Mais je croise beaucoup de gens qui m’avait découvert ce soir là, et ça fait vraiment plaisir, parce que c’était quasiment notre premier concert.  

 

– Y a-t-il dans le refrain de la chanson « L’œil du cyclone » une référence au poème de Paul Eluard « Liberté » ?

Il y a un petit clin d’œil. On en a parlé, parce qu’à un moment Michel et moi travaillions sur des poésies, mais chacun de son côté, et quand j’ai vu passé ce texte, ça me l’a évoqué.

 

– Lors de ton concert au Théâtre l’Inox à Bordeaux, une amie, Kate Beans est venue sur scène interpréter avec toi « De l’ivresse », pour un duo improvisé très spontané. Qui est-elle ?

Elle est professeur de musique dans un collège. Je l’avais rencontrée, car on fait des formations pour les enseignants à Astaffort, où ils viennent éprouver ce que vont vivre leurs élèves lorsqu’ils font venir un artiste intervenant pour créer des chansons. Et je suis allé ensuite deux fois à son collège à Lacanau travailler avec elle, ses élèves et deux professeurs de lettres. On a sympathisé.
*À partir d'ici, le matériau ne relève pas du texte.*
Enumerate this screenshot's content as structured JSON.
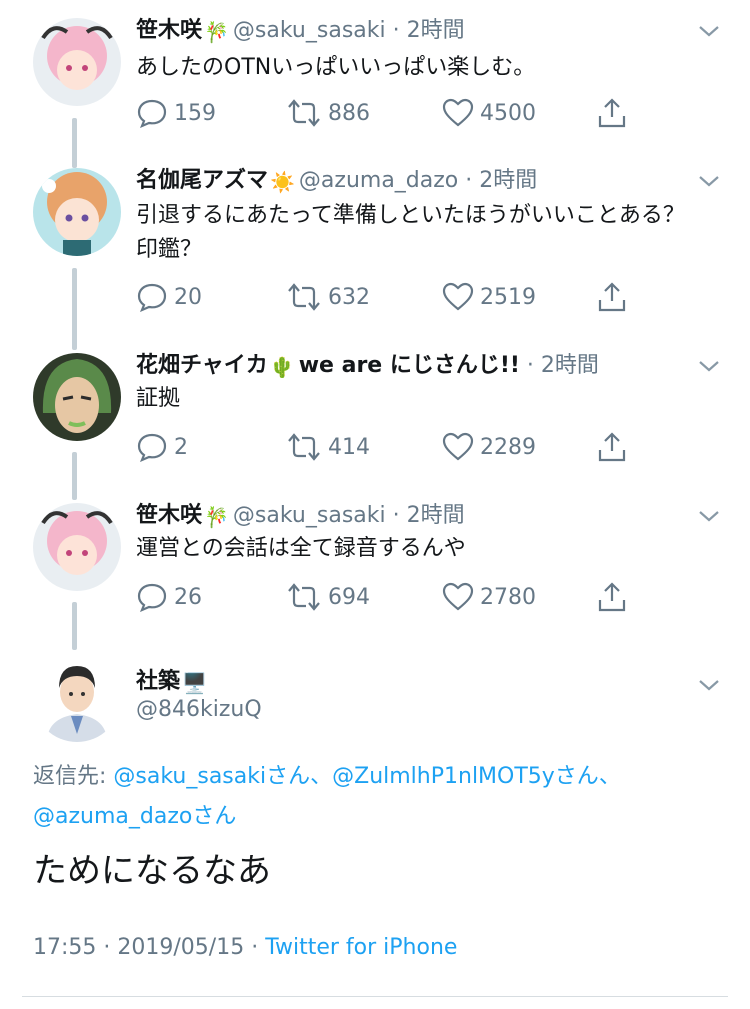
{
  "tweets": [
    {
      "name": "笹木咲",
      "emoji": "🎋",
      "handle": "@saku_sasaki",
      "sep": " · ",
      "time": "2時間",
      "text": "あしたのOTNいっぱいいっぱい楽しむ。",
      "replies": "159",
      "retweets": "886",
      "likes": "4500",
      "avatar_color": "#f3b3c9"
    },
    {
      "name": "名伽尾アズマ",
      "emoji": "☀️",
      "handle": "@azuma_dazo",
      "sep": " · ",
      "time": "2時間",
      "text": "引退するにあたって準備しといたほうがいいことある？印鑑？",
      "replies": "20",
      "retweets": "632",
      "likes": "2519",
      "avatar_color": "#e8a36a"
    },
    {
      "name": "花畑チャイカ",
      "emoji": "🌵",
      "name_suffix": "we are にじさんじ!!",
      "sep": " · ",
      "time": "2時間",
      "text": "証拠",
      "replies": "2",
      "retweets": "414",
      "likes": "2289",
      "avatar_color": "#5a8a4a"
    },
    {
      "name": "笹木咲",
      "emoji": "🎋",
      "handle": "@saku_sasaki",
      "sep": " · ",
      "time": "2時間",
      "text": "運営との会話は全て録音するんや",
      "replies": "26",
      "retweets": "694",
      "likes": "2780",
      "avatar_color": "#f3b3c9"
    }
  ],
  "main": {
    "name": "社築",
    "emoji": "🖥️",
    "handle": "@846kizuQ",
    "reply_label": "返信先: ",
    "mention1": "@saku_sasakiさん",
    "comma1": "、",
    "mention2": "@ZulmlhP1nlMOT5yさん",
    "comma2": "、",
    "mention3": "@azuma_dazoさん",
    "text": "ためになるなあ",
    "time": "17:55",
    "sep1": " · ",
    "date": "2019/05/15",
    "sep2": " · ",
    "source": "Twitter for iPhone"
  },
  "colors": {
    "accent": "#1da1f2",
    "secondary_text": "#657786",
    "thread_line": "#c4cfd6"
  }
}
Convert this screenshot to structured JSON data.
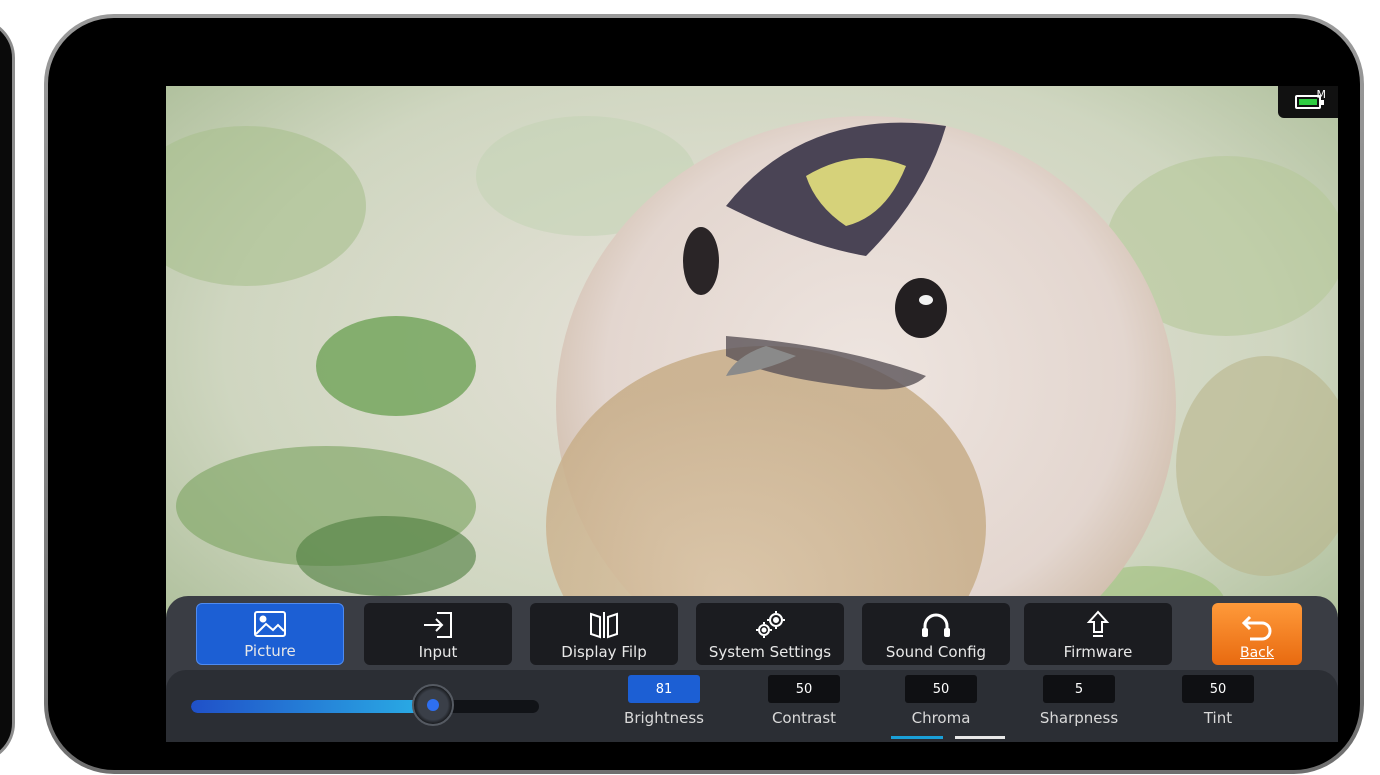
{
  "status": {
    "battery_mode": "M"
  },
  "tabs": [
    {
      "label": "Picture",
      "icon": "image-icon",
      "active": true
    },
    {
      "label": "Input",
      "icon": "input-icon",
      "active": false
    },
    {
      "label": "Display Filp",
      "icon": "display-flip-icon",
      "active": false
    },
    {
      "label": "System Settings",
      "icon": "gears-icon",
      "active": false
    },
    {
      "label": "Sound Config",
      "icon": "headphones-icon",
      "active": false
    },
    {
      "label": "Firmware",
      "icon": "upload-arrow-icon",
      "active": false
    }
  ],
  "back": {
    "label": "Back",
    "icon": "back-arrow-icon"
  },
  "slider": {
    "value": 81,
    "max": 100
  },
  "params": [
    {
      "name": "Brightness",
      "value": "81",
      "active": true
    },
    {
      "name": "Contrast",
      "value": "50",
      "active": false
    },
    {
      "name": "Chroma",
      "value": "50",
      "active": false
    },
    {
      "name": "Sharpness",
      "value": "5",
      "active": false
    },
    {
      "name": "Tint",
      "value": "50",
      "active": false
    }
  ],
  "colors": {
    "accent": "#1c5fd4",
    "back": "#f07e20",
    "panel": "#3a3d44"
  }
}
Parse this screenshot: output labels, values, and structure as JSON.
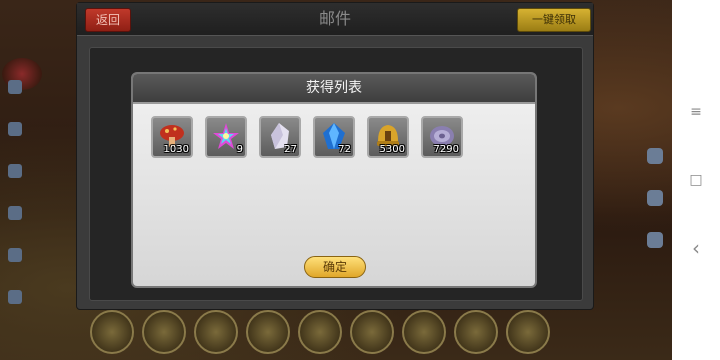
{
  "mail_window": {
    "title": "邮件",
    "back_label": "返回",
    "claim_all_label": "一键领取"
  },
  "reward_dialog": {
    "title": "获得列表",
    "confirm_label": "确定",
    "items": [
      {
        "icon": "red-mushroom-icon",
        "quantity": "1030"
      },
      {
        "icon": "rainbow-star-icon",
        "quantity": "9"
      },
      {
        "icon": "white-crystal-icon",
        "quantity": "27"
      },
      {
        "icon": "blue-gem-icon",
        "quantity": "72"
      },
      {
        "icon": "gold-helmet-icon",
        "quantity": "5300"
      },
      {
        "icon": "silver-shield-icon",
        "quantity": "7290"
      }
    ]
  },
  "nav_bar": {
    "menu_icon": "≡",
    "home_icon": "□",
    "back_icon": "‹"
  },
  "colors": {
    "back_button": "#c0392b",
    "claim_button": "#d6b232",
    "confirm_button": "#f2c04a",
    "dialog_header": "#4a4a4a"
  }
}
Parfois tu as des professeurs comme ça qui chante en dehors de leur métier d’enseignant, à côté, et qui ont une certaine folie qui fait du bien par rapport à l’éducation nationale. Elle rêvait de chanter cette chanson à l’arrache, puisqu’on n’avait rien répété, et je lui ai proposé de profiter du concert pour chanter ce morceau en duo. C’était complètement improvisé ; ça s’est fait naturellement.

 

– L’interprétation scénique chez toi frappe toujours par un magnétisme animal qui se libère et l’intensité d’une énergie qui attrape immédiatement les concerts, dès la première chanson, dès le premier mot même. Est-ce que cette impression correspond à la façon dont tu vis la scène ?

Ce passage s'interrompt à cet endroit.